Another important treatment method is physical therapy. Thus, in addition to drug treatments, all of our patients were referred for physical therapy to the Department of Rehabilitation Medicine. For these patients, physical therapy primarily consisted of neuromuscular retraining of the paralyzed nerve.25 Through electrical stimulation, EMG feedback, and facial expression exercises, this physical therapy regimen enables patients to understand facial exercises and paralysis and to induce natural face movements. These exercises can help prevent the atrophy and contracture of the facial muscles and maintain facial symmetry. The development of synkinesis in patients with facial nerve paralysis can be reduced by neuromuscular retraining.26 In addition, in our department, pamphlets on facial expression exercise were distributed to all facial nerve paralysis patients. Thus, after discharge from the hospital, patients can be trained to move each facial muscle while watching themselves in a mirror.
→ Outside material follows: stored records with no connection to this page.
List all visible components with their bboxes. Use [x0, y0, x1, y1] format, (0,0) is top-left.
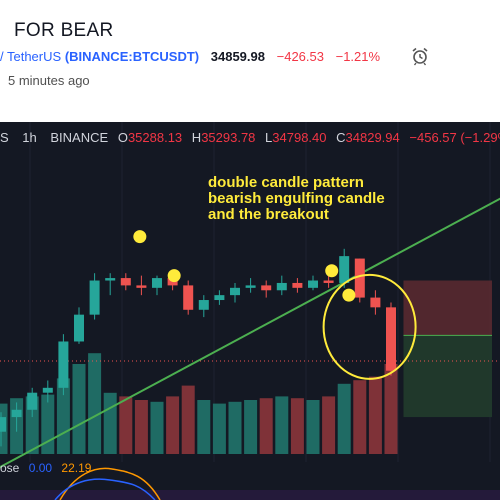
stop-loss-zone: [403, 280, 492, 336]
low-label: L: [265, 130, 273, 145]
marker-dot: [167, 269, 181, 283]
candle-body: [245, 285, 256, 288]
volume-bar: [212, 403, 226, 454]
indicator-line-orange: [59, 467, 161, 500]
highlight-ellipse: [322, 273, 417, 380]
candle-body: [214, 295, 225, 301]
candle-body: [152, 278, 162, 288]
marker-dot: [325, 264, 339, 278]
candle-body: [89, 280, 100, 315]
candle-body: [386, 307, 396, 371]
candle-body: [308, 280, 318, 288]
candle-body: [11, 409, 22, 418]
volume-bar: [337, 383, 351, 454]
price-change-percent: −1.21%: [335, 49, 381, 64]
volume-bar: [103, 392, 117, 454]
alarm-clock-icon[interactable]: [410, 46, 430, 66]
volume-bar: [368, 376, 382, 454]
annotation-line-2: bearish engulfing candle: [208, 190, 385, 207]
interval-label[interactable]: 1h: [22, 130, 37, 145]
idea-title: FOR BEAR: [14, 20, 114, 41]
candle-body: [354, 258, 365, 298]
volume-bar: [150, 401, 164, 454]
volume-bar: [259, 398, 273, 454]
candle-body: [183, 285, 194, 310]
last-price: 34859.98: [210, 49, 265, 64]
candlestick-chart: [0, 122, 500, 500]
volume-bar: [197, 400, 211, 454]
candle-body: [105, 278, 116, 281]
candle-body: [0, 417, 6, 432]
volume-bar: [25, 396, 39, 454]
annotation-text: double candle pattern bearish engulfing …: [208, 175, 385, 223]
trend-line: [0, 197, 500, 469]
indicator-band: [0, 490, 500, 500]
marker-dot: [342, 288, 356, 302]
indicator-value-1: 0.00: [28, 461, 53, 475]
volume-bar: [41, 394, 55, 454]
marker-dot: [133, 230, 147, 244]
volume-bar: [322, 396, 336, 454]
candle-body: [230, 287, 240, 296]
volume-bar: [88, 353, 102, 454]
take-profit-zone: [403, 335, 492, 418]
candle-body: [120, 278, 131, 286]
exchange-pair-link[interactable]: (BINANCE:BTCUSDT): [64, 49, 200, 64]
annotation-line-3: and the breakout: [208, 206, 329, 223]
ohlc-legend: S 1h BINANCE O35288.13 H35293.78 L34798.…: [0, 130, 500, 148]
price-change: −426.53: [276, 49, 324, 64]
candle-body: [42, 387, 53, 393]
volume-bar: [384, 364, 398, 454]
open-label: O: [117, 130, 128, 145]
high-label: H: [191, 130, 202, 145]
symbol-fragment: S: [0, 130, 9, 145]
volume-bar: [72, 364, 86, 454]
indicator-legend: ose 0.00 22.19: [0, 461, 91, 477]
candle-body: [58, 341, 69, 388]
publish-time: 5 minutes ago: [8, 73, 90, 88]
volume-bar: [134, 400, 148, 454]
indicator-name: ose: [0, 461, 20, 475]
volume-bar: [119, 396, 133, 454]
candle-body: [27, 392, 38, 410]
candle-body: [136, 285, 147, 288]
close-label: C: [336, 130, 346, 145]
volume-bar: [275, 396, 289, 454]
volume-bar: [166, 396, 180, 454]
candle-body: [370, 297, 381, 308]
chart-area[interactable]: S 1h BINANCE O35288.13 H35293.78 L34798.…: [0, 122, 500, 500]
close-value: 34829.94: [345, 130, 400, 145]
open-value: 35288.13: [127, 130, 183, 145]
low-value: 34798.40: [272, 130, 327, 145]
volume-bar: [228, 401, 242, 454]
volume-bar: [306, 400, 320, 454]
indicator-line-blue: [54, 478, 156, 500]
high-value: 35293.78: [201, 130, 256, 145]
annotation-line-1: double candle pattern: [208, 174, 364, 191]
volume-bar: [353, 380, 367, 454]
volume-bar: [181, 385, 195, 454]
symbol-link[interactable]: / TetherUS: [0, 49, 62, 64]
candle-body: [292, 282, 303, 288]
indicator-value-2: 22.19: [61, 461, 92, 475]
candle-body: [339, 256, 350, 283]
volume-bar: [290, 398, 304, 454]
exchange-label: BINANCE: [50, 130, 109, 145]
header: FOR BEAR / TetherUS (BINANCE:BTCUSDT) 34…: [0, 0, 500, 122]
volume-bar: [244, 400, 258, 454]
ticker-line: / TetherUS (BINANCE:BTCUSDT) 34859.98 −4…: [0, 49, 380, 64]
candle-body: [198, 300, 209, 310]
candle-body: [261, 285, 272, 291]
candle-body: [323, 280, 334, 283]
candle-body: [276, 282, 287, 291]
bar-change: −456.57 (−1.29%): [409, 130, 500, 145]
candle-body: [74, 314, 84, 342]
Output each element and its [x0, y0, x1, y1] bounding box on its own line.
The facial expression program performed in our department27 consisted of training the expression of each facial muscle, with frowning induced by moving the frontalis muscle, forming waveforms between the eye brows by moving the corrugator supercilii muscle, making wrinkles by moving the procerus muscle, protruding the lips by moving the orbicularis oris muscle, smiling widely by moving the zygomaticus major muscle, protruding the lower lip by moving the mentalis muscle, lowering both ends of the mouth by moving the depressor anguli oris muscle, and filling the mouth with air and exhaling by moving the buccinator muscle. Patients with residual Bell's paralysis who performed such facial muscle exercises showed improvements in their level of paralysis.28
Patients with facial nerve paralysis caused by herpes zoster otitis were treated with acyclovir (800 mg, 5 times daily) and prednisone (60 mg daily for 3 - 5 days). Injections of 100 mg of hydrocortisone and intravenous administration of 5 mg/kg acyclovir every 8 hors for 7 days were shown to induce recovery in 82.6% of patients.29
Due to the disposition of our country, most adults were treated with acupuncture, compared with only 12% of children with Bell's palsy. Acupuncture has been reported to stimulate the central nerve system by secreting chemical substances to the muscles, spinal cord, and the brain. Moreover, acupuncture has been reported to conduct electromagnetic signals and to change involuntary body functions.30
Surgical methods are required for patients in whom paralysis developed immediately after trauma or as the result of chronic otitis media or acute mastoiditis. These surgical methods can include facial nerve decompression, end-to-end anastomosis, nerve graft anastomosis, and nerve cross anastomosis, while several of our patients were treated also with temporalis muscle transfer, mastoidectomy, myringotomy, or tumor resection.
In conclusion, facial nerve paralysis in both adults and children is caused by Bell's palsy, infection, and trauma in decreasing order. In contrast to previous studies, we did not observe a statistically significant difference in recovery rate between adults and children.